The means by which they accomplish this include the following:
From a competitive applicant pool, 25 women are chosen and matched in one-on-one mentoring relationships with top women business leaders from the IWF’s membership. The mentors and mentees maintain regular contact, during which mentors share their insights, life lessons and leadership expertise with these athletes. It’s a tremendous resource, especially considering that mentees have access to EY’s online WABN community and its global network of other female athletes providing additional networking opportunities.
As a key digital asset of the WABN, the Facebook group helps women from business and sports network, build powerful professional relationships and discover new opportunities together. Members include women athletes who already have transitioned to post-sports careers and those looking to follow in their footsteps. Use of social media improves communication across geographies and various sports, ensuring that group members are never far from an encouraging word, an educated perspective or a key bit of advice.
EY has collected a number of insightful interviews, personal stories and advice from elite women athletes connected to the WABN. Through these assets, and via EY’s networking opportunities, women looking to make the transition from sports to business have access to an incredible array of tools available to help them achieve their post-sport dreams.
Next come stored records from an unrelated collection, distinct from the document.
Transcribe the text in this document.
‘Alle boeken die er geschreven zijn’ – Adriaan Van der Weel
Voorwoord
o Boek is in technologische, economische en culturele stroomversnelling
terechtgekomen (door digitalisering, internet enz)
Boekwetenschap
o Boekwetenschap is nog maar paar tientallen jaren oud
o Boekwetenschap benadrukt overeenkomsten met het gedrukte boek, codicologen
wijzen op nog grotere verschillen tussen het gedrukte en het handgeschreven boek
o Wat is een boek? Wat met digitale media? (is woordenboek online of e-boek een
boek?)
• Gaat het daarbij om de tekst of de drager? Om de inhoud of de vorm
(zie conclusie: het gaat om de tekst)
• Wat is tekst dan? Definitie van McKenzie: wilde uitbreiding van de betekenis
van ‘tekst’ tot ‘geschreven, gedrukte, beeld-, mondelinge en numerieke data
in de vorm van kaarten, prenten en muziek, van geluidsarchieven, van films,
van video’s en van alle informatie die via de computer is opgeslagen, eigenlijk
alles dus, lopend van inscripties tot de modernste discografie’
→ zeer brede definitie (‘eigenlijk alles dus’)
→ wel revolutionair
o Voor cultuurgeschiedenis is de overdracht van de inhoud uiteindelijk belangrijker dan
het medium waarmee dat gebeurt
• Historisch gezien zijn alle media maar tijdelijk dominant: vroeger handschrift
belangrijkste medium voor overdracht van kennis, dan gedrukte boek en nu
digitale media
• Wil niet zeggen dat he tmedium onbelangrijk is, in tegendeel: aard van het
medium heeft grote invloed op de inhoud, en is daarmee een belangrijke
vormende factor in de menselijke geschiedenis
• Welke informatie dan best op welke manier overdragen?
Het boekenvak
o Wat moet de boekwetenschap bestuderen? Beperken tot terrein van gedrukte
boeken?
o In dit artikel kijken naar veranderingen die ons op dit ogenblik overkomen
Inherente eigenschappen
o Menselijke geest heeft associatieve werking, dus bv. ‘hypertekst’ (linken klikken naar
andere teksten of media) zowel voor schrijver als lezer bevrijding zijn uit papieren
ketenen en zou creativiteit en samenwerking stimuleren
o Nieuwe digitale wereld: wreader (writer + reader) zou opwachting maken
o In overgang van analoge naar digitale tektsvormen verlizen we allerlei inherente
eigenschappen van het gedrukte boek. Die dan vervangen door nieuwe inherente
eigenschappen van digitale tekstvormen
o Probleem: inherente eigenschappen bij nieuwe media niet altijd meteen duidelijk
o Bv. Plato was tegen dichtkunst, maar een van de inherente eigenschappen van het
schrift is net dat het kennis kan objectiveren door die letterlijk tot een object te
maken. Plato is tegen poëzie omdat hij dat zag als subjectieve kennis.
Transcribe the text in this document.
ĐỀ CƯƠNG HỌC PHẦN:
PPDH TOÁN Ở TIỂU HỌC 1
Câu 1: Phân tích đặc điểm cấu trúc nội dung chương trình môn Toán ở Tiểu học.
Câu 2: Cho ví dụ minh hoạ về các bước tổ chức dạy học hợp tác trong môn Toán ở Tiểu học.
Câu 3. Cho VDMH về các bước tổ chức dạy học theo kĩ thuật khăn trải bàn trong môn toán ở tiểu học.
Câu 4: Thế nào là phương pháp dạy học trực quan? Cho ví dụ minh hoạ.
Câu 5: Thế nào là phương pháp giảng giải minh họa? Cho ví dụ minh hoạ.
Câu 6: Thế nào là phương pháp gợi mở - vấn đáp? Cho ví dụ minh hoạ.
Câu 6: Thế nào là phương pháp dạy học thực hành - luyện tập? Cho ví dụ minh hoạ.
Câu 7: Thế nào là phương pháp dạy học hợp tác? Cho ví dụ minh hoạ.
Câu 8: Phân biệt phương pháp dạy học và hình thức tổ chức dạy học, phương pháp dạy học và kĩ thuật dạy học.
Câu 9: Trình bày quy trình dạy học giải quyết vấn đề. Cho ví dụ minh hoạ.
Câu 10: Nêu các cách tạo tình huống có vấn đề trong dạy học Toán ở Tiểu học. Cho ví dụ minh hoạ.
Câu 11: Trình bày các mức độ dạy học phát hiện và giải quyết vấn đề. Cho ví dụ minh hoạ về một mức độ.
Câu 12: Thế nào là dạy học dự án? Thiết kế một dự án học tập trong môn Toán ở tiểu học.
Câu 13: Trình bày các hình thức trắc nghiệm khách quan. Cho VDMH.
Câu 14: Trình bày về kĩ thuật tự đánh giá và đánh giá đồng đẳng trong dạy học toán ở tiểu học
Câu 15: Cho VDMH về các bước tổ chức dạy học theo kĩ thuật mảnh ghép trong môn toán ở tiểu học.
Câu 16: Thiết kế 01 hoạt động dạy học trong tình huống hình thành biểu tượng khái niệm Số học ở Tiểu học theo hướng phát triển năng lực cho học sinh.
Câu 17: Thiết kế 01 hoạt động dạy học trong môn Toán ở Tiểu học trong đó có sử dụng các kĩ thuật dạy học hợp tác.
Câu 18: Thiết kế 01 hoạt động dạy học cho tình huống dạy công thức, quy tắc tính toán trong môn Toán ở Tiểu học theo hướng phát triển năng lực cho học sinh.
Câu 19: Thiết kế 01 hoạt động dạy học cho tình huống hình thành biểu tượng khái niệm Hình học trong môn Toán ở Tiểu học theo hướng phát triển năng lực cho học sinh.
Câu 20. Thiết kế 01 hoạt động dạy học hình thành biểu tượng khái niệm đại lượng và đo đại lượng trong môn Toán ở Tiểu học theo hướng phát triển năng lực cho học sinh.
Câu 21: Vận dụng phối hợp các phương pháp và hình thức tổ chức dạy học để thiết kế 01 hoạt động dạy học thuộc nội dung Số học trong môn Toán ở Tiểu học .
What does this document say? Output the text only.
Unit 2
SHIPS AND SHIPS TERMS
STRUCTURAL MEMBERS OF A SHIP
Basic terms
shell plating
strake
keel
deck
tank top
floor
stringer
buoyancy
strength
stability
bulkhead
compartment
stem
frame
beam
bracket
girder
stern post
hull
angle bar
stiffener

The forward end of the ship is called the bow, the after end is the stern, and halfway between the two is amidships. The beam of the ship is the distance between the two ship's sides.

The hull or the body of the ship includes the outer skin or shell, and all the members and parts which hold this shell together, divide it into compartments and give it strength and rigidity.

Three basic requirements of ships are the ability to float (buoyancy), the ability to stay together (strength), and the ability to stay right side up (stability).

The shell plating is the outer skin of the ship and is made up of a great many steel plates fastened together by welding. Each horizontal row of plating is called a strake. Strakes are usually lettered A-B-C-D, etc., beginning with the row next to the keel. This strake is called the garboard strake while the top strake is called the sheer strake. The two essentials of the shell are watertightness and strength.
The WABN is a genuine career-path resource allowing the best women athletes to continue elevating their game, even as they shift their quest for personal achievement off the court or field.
Last August, extending its legacy after supporting the 2016 Olympic Games in Rio, EY member firms announced they had hired nine Olympic athletes from six countries to participate in six-month internships via these firm’s WABN. Hailing from Australia, Brazil, Germany, Great Britain, the Netherlands and the United States, these women were chosen after a comprehensive recruitment process in collaboration with Athlete Career Transition. During their time with EY, they’ve been immersed in a leading-class working environment, learning and developing skills to provide a smooth transition from sports into business. It’s an incredible opportunity, and one perfectly suited to both the worlds of sports and business.
“Olympians, while the best in the world at their chosen discipline, often need support in making a successful transition into business. Their extreme focus, discipline, perseverance and teamwork are all incredibly transferable skills that we want at EY. We have every confidence that the female athletes selected will thrive in our culture of high-performance teaming, using the skills and experiences they have gained from playing elite sport to help us in our purpose of building a better working world,” says EY’s Global Vice Chair—Talent, Nancy Altobello.